For one reason or another, these executives aren’t in the trenches anymore — creating ads or working at agencies. But they’re giving interviews and writing books, saying things like, “Look who I used to be! I was huge on the Chesterfield account at Benton & Bowles. I’m the guy who invented the phrase ‘Buy one, get one free!’ We changed the world with advertising back then.”

It’s easy to feel nostalgic for one’s formative years. I’m a product of the ’80s. Huey Lewis & The News, Bryan Adams, Duran Duran — their music was important to me. But back then, the adults didn’t take any of that music seriously, and today kids consider them irrelevant oldies acts.

Likewise, nothing the ad industry produces today really pulls my heartstrings the way it used to. When I got into the business, I was lured by the ads Janet Champ wrote for Nike at Wieden + Kennedy and Goodby Silverstein’s dreamy Norwegian Cruise Line print ads. They made me excited at the idea of making ads. I have no doubt that ad students today don’t view those ads with the same affection. They have newer work that gets them excited. That’s the way it’s supposed to be.

We are all the products of whatever seminal work got us excited and interested to work in the ad business. Nothing newer, no matter how cool it is, will have that same spark. But it’s silly to think we’re living in some sort of declining age of advertising. If we can think of an idea, odds are we can make it happen. That’s simply amazing — and it wasn’t always this way.

The advertising business is ridiculously more complicated and faster than ever. Deal with it. We’re not going back to a time when media was highly concentrated, business moved slower, and words and images weren’t instantly transmitted around the world.

Nor is it worth lamenting that there aren’t advertising luminaries like David Ogilvy or Bill Bernbach anymore. We don’t know what they would do in today’s world. It’s like asking what The Beatles would have done had they used a digital recording studio. It doesn’t matter. They did the best they could with the technology they had, and it was revolutionary back then.

What never changes is the range of emotions we feel. Teenagers will always feel the sting of peer pressure alongside a sense of invincibility. New parents will always be stressed. People will always get sick, have sex, get old, die young, get married, get jobs, lose jobs, feel happy to be alive and feel scared for what tomorrow might bring. It’s our mission to take those events and emotions and find ways our clients’ products fit in.

Advertising will always appeal to our desires, our fears, and our primal instincts. The promise of comfort, the appeal of acceptance, the lure of sex or the avoidance of risk — they’re all emotional tools in the advertising toolbox that we’ve used for decades. And now we can use those timeless tools with today’s technology to create wonderful ideas.

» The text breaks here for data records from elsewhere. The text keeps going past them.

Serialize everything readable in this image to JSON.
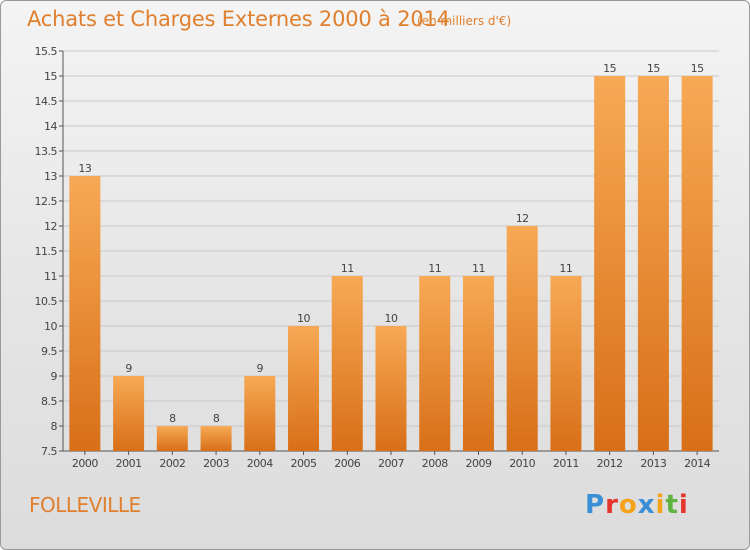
{
  "header": {
    "title": "Achats et Charges Externes 2000 à 2014",
    "unit": "(en milliers d'€)"
  },
  "footer": {
    "commune": "FOLLEVILLE",
    "brand_letters": [
      "P",
      "r",
      "o",
      "x",
      "i",
      "t",
      "i"
    ],
    "brand_colors": [
      "#3a8fd6",
      "#e4342c",
      "#f4a31b",
      "#3a8fd6",
      "#f4a31b",
      "#60b33f",
      "#e4342c"
    ]
  },
  "colors": {
    "bar_light": "#f7a955",
    "bar_dark": "#d86f18",
    "title": "#e0802f"
  },
  "chart_data": {
    "type": "bar",
    "categories": [
      "2000",
      "2001",
      "2002",
      "2003",
      "2004",
      "2005",
      "2006",
      "2007",
      "2008",
      "2009",
      "2010",
      "2011",
      "2012",
      "2013",
      "2014"
    ],
    "values": [
      13,
      9,
      8,
      8,
      9,
      10,
      11,
      10,
      11,
      11,
      12,
      11,
      15,
      15,
      15
    ],
    "data_labels": [
      "13",
      "9",
      "8",
      "8",
      "9",
      "10",
      "11",
      "10",
      "11",
      "11",
      "12",
      "11",
      "15",
      "15",
      "15"
    ],
    "ylim": [
      7.5,
      15.5
    ],
    "yticks": [
      7.5,
      8,
      8.5,
      9,
      9.5,
      10,
      10.5,
      11,
      11.5,
      12,
      12.5,
      13,
      13.5,
      14,
      14.5,
      15,
      15.5
    ],
    "ytick_labels": [
      "7.5",
      "8",
      "8.5",
      "9",
      "9.5",
      "10",
      "10.5",
      "11",
      "11.5",
      "12",
      "12.5",
      "13",
      "13.5",
      "14",
      "14.5",
      "15",
      "15.5"
    ],
    "grid": true,
    "title": "Achats et Charges Externes 2000 à 2014",
    "xlabel": "",
    "ylabel": ""
  }
}
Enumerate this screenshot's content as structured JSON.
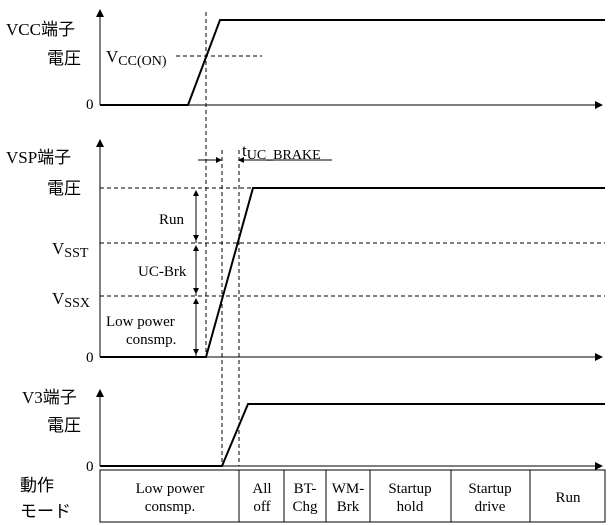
{
  "vcc": {
    "label_line1": "VCC端子",
    "label_line2": "電圧",
    "threshold_main": "V",
    "threshold_sub": "CC(ON)",
    "zero": "0"
  },
  "vsp": {
    "label_line1": "VSP端子",
    "label_line2": "電圧",
    "vsst_main": "V",
    "vsst_sub": "SST",
    "vssx_main": "V",
    "vssx_sub": "SSX",
    "zero": "0",
    "timing_main": "t",
    "timing_sub": "UC_BRAKE",
    "region_run": "Run",
    "region_ucbrk": "UC-Brk",
    "region_low_line1": "Low power",
    "region_low_line2": "consmp."
  },
  "v3": {
    "label_line1": "V3端子",
    "label_line2": "電圧",
    "zero": "0"
  },
  "mode": {
    "label_line1": "動作",
    "label_line2": "モード",
    "cells": [
      [
        "Low power",
        "consmp."
      ],
      [
        "All",
        "off"
      ],
      [
        "BT-",
        "Chg"
      ],
      [
        "WM-",
        "Brk"
      ],
      [
        "Startup",
        "hold"
      ],
      [
        "Startup",
        "drive"
      ],
      [
        "Run"
      ]
    ]
  }
}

I’m actually a bit of a student of advertising history. We’ve come a long way, baby. And in some ways we haven’t. There’s much to learn about our business that’s still applicable. But I believe it’s important to leave some elements of the past, well, in the past — and not lament that things aren’t the same anymore.

So if you ever hear me spend my time lamenting days gone by, please tell me to get off your lawn — or off your pair of Google Glasses.